Manos Kitap tarafınca yakın geçmişte yayımlanan ‘Hayatlarınız Alacaklıyım’, lisan ve anlatım bağlamında da kayda bedel bir fazlaca vasfa sahip. Yalın, duru ve akıcı bir anlatımı benimseyen Tunç Kurt, ağdalı söyleyişten ısrarla kaçınmış. Sezgi, duyarlık, müşahede, bilgi, susma, geri çekilme, kendini saklama, doğayı dinleme ve yalınlaşma üzere biroldukca öğeyle gelenekten beslenmiş olmanın kazanımlarını birebir potada eritmeyi başarmış muharrir. bayağılığa, yenidena, karmaşıklığa, dolaylamaya, gereğinden çok açıklamaya düşmeden bir üst lisan kurma yetisine dayamış sırtını. Her şeyi ele geçirme uğraşındaki iktidarlara karşı kuşkuyu canlı tutma gereğini göz arkası etmemiş. yinelardan arınarak ve şifreleyerek yazma, slogandan ve yüceltmeden kaçınma, nostaljiden uzak durma üzere temel disiplinleri de hakkıyla uygulamış. Ortalama bir mana için kodlanmış ve hayatın ortasına savrulmuş-yerleştirilmiş imajların kurguya asla yetmeyeceğinin şuuruyla yazmış her hikayeyi. Söyleyişin içeriği gölgelemesine müsaade vermediği üzere okurun kolaycılığa kapılmaması için de şuur akışı ve vakit geçişleri üzere farklı anlatım biçimlerini yerinde ve incelikli bir biçimde kullanmış.
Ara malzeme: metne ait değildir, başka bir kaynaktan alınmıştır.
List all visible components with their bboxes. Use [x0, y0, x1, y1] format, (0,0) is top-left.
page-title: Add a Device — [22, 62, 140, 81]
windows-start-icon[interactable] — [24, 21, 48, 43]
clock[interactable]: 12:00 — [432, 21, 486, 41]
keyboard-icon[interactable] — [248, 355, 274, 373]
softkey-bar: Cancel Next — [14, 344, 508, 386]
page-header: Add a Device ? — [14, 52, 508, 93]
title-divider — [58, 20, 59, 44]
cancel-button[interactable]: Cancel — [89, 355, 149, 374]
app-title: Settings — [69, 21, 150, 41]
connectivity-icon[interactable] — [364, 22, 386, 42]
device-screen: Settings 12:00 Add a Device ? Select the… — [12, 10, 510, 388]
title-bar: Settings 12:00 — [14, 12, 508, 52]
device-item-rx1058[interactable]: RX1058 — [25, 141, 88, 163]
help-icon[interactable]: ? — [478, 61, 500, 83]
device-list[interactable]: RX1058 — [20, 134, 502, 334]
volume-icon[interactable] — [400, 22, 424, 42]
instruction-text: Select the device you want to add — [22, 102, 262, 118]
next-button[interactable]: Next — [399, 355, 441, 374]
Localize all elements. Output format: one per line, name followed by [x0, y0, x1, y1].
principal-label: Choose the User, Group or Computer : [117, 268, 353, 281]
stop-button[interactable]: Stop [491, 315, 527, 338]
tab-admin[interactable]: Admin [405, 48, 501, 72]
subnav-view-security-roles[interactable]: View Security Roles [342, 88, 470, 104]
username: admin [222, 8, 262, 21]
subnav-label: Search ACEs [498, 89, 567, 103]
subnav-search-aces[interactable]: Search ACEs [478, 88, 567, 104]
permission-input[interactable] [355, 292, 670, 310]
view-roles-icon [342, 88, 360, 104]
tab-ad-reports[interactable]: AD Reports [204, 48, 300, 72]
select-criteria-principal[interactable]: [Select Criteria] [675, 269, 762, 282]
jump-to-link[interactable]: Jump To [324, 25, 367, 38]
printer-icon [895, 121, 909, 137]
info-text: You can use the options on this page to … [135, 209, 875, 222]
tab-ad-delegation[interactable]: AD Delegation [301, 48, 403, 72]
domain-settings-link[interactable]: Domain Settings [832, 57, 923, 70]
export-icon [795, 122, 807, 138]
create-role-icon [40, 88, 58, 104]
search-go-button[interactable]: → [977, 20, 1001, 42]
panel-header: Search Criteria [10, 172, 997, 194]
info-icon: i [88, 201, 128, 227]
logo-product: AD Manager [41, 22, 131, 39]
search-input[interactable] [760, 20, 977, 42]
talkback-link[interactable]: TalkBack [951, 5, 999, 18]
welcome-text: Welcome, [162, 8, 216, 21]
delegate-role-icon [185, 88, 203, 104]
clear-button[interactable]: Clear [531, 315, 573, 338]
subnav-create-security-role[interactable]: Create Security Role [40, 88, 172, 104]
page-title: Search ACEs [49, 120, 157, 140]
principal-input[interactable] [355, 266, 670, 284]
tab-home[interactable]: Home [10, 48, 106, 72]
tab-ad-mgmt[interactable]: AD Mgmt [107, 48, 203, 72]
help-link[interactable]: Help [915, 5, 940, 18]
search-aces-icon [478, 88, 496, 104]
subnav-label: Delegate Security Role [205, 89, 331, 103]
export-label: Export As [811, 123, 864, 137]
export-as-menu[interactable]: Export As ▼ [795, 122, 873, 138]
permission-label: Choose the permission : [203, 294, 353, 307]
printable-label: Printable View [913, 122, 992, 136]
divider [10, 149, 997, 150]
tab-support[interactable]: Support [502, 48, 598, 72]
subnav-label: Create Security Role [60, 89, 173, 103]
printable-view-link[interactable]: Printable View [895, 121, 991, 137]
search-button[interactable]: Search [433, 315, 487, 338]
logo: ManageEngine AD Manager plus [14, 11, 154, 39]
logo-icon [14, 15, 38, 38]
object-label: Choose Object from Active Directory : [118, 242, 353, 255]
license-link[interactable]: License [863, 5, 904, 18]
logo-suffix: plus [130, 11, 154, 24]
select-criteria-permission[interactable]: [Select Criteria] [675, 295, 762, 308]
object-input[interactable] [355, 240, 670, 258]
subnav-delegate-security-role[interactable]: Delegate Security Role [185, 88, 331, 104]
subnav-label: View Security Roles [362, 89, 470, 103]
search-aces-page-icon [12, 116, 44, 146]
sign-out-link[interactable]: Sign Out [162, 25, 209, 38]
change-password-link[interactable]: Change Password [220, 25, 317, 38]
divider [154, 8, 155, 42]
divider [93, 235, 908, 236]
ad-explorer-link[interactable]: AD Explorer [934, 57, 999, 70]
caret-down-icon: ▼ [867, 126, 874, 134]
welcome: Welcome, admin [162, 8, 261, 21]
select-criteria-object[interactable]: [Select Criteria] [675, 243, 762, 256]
Muharrir, postmodern anlatının yapıtaşlarından olan pastiş, parodi ve üst kurmaca üzere halleri hikayelere yakışan bir bezeğe dönüştürmeyi başarırken kelam konusu edebi manipülasyonun hilelerinden arınık durmayı da layıkıyla gerçekleştiriyor. niçinsellik bağını hem metin içi kurgu vasıtasıyla birebir vakitte metnin gerçeklikle bağı aracılığıyla yapılandırıyor. Bu bağlamda kendinden menkul hikayeler denemeyecek bir toplamı var ediyor. Dirime tüm kökleriyle tutunmuş bir belge karşımızdaki. Lisan ve anlatımın doğallığı ve samimiyeti, içeriğin canlılığını bütünlüyor. Okunduktan daha sonra da yaşamaya devam eden hikayeler can buluyor bu yolla. Sudenaz’ın Salonu, Dede’nin Delice Uykusu, ayva ağacında yankılanan Yaşar, ismi bize de kalan Rojda ve diğerleri…

Son kelamı Yakup söylesin: Ve sabah bunları bir bir kendime anlatacağım.